I think also the other element, the third box to look at, is safety and security. There are a number of angles, and we can’t talk too much about security because that would give away our secrets, but companies do think about ensuring that theire travelling with an airline that has a very good safety and security record.
And in the fourth box of things people are having to take a look at is sustainability. Years ago I would say that status was also on that list. Who you were decided which cabin you flew in.
What do you see as the main challenges facing the business travel sector today? What should the business travel community be engaging with or improving on?
I’m going to start by saying did you know I am the most succesful elephant hunter in Birkenhead. There aren’t any elephant hunters in Birkenhead, which actually shows how good I am. Now think about what TMCs spend all their time focussing and concentrating on. In conversations, when times are tough, when trading conditions are tough, when we’re in an economic recession, everyone talks about cutting back on travel, downgrading.
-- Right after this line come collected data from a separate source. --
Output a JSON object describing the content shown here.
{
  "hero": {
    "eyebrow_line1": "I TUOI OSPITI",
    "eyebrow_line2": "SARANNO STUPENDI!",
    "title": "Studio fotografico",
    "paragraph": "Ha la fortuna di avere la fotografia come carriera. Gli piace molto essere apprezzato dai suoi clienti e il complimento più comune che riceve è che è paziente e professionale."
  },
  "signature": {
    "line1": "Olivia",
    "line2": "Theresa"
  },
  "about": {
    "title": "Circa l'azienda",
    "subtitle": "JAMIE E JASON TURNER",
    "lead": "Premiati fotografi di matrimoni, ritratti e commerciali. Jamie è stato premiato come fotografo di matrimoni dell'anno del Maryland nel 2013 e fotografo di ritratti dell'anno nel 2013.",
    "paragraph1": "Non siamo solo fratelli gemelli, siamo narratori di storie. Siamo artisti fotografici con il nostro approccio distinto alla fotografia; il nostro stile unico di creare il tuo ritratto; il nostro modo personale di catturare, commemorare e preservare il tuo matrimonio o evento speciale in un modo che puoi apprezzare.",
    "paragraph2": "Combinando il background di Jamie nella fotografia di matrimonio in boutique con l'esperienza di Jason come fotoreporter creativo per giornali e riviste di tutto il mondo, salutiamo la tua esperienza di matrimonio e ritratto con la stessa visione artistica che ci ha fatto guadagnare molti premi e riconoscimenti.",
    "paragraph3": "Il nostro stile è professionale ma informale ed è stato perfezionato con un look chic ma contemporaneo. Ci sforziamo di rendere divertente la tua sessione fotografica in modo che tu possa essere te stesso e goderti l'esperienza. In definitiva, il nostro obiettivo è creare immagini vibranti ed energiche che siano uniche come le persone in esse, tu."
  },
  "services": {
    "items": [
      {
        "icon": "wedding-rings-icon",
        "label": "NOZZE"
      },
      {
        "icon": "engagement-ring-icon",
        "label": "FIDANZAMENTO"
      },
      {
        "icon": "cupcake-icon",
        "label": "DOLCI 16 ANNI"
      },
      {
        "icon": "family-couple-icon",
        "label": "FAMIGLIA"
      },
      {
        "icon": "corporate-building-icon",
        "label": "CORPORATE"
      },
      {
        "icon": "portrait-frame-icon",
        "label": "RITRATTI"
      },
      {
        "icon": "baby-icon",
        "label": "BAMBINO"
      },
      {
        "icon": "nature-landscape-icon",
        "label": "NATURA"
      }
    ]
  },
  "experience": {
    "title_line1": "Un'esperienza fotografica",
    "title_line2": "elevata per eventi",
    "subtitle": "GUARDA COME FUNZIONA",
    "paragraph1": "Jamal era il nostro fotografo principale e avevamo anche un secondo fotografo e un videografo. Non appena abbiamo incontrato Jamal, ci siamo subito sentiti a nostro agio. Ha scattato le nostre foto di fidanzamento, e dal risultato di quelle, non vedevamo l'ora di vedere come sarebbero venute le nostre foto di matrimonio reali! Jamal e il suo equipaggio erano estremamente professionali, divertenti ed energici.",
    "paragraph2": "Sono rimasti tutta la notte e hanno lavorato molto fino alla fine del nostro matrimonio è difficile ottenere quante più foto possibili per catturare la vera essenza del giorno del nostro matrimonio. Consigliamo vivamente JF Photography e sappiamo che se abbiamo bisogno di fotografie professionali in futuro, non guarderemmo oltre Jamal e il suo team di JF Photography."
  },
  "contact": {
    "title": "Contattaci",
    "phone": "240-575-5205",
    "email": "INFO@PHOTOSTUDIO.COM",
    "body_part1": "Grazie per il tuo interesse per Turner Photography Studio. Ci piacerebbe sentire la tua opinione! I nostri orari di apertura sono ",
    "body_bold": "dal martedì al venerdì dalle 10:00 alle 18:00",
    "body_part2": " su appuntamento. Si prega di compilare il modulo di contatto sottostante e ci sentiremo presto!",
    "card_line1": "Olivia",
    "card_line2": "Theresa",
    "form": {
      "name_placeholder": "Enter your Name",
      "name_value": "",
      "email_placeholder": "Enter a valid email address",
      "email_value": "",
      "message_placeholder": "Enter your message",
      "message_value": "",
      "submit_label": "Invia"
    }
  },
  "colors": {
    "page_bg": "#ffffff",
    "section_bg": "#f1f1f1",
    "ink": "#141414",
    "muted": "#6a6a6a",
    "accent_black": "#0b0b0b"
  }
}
Lots of their value propositions to corporates is: “We’ll help you save money, we’ll help you reduce travel, we’ll find ways of doing it.” No matter which business environment you’re in, whether it’s at a conference or meeting, somewhere cost reduction and travel reduction comes up in conversation.
If you take that to the Nth degree, if you continue to reduce travel, what are you going to do? You don’t have a job. If you really think about, what I think the industry has as a challenge is actually promoting how essential travel is to the success of a company, and how in turn travel, and business travel in particular, is so important to the success of UK plc. Far too often, I think, we get on this bandwagon of let’s cut back on travel, when actually travel is the thing that led to success in the first place.
My view is that the challenge for business travel is to take a completely different tone, and not talk about reducing travel. Instead talk about promoting the importance of business travel to the success of companies and the success of UK plc, because it drives employment and therefore pays the taxes. That’s just my view. I think people get sucked into what I think is a restricted, negative conversation. I’m not saying people shouldn’t get value, I’m not saying people shouldn’t manage their programmes effectively. I’m saying I question why people talk about stopping travel when it’s usually travel that keeps the business going.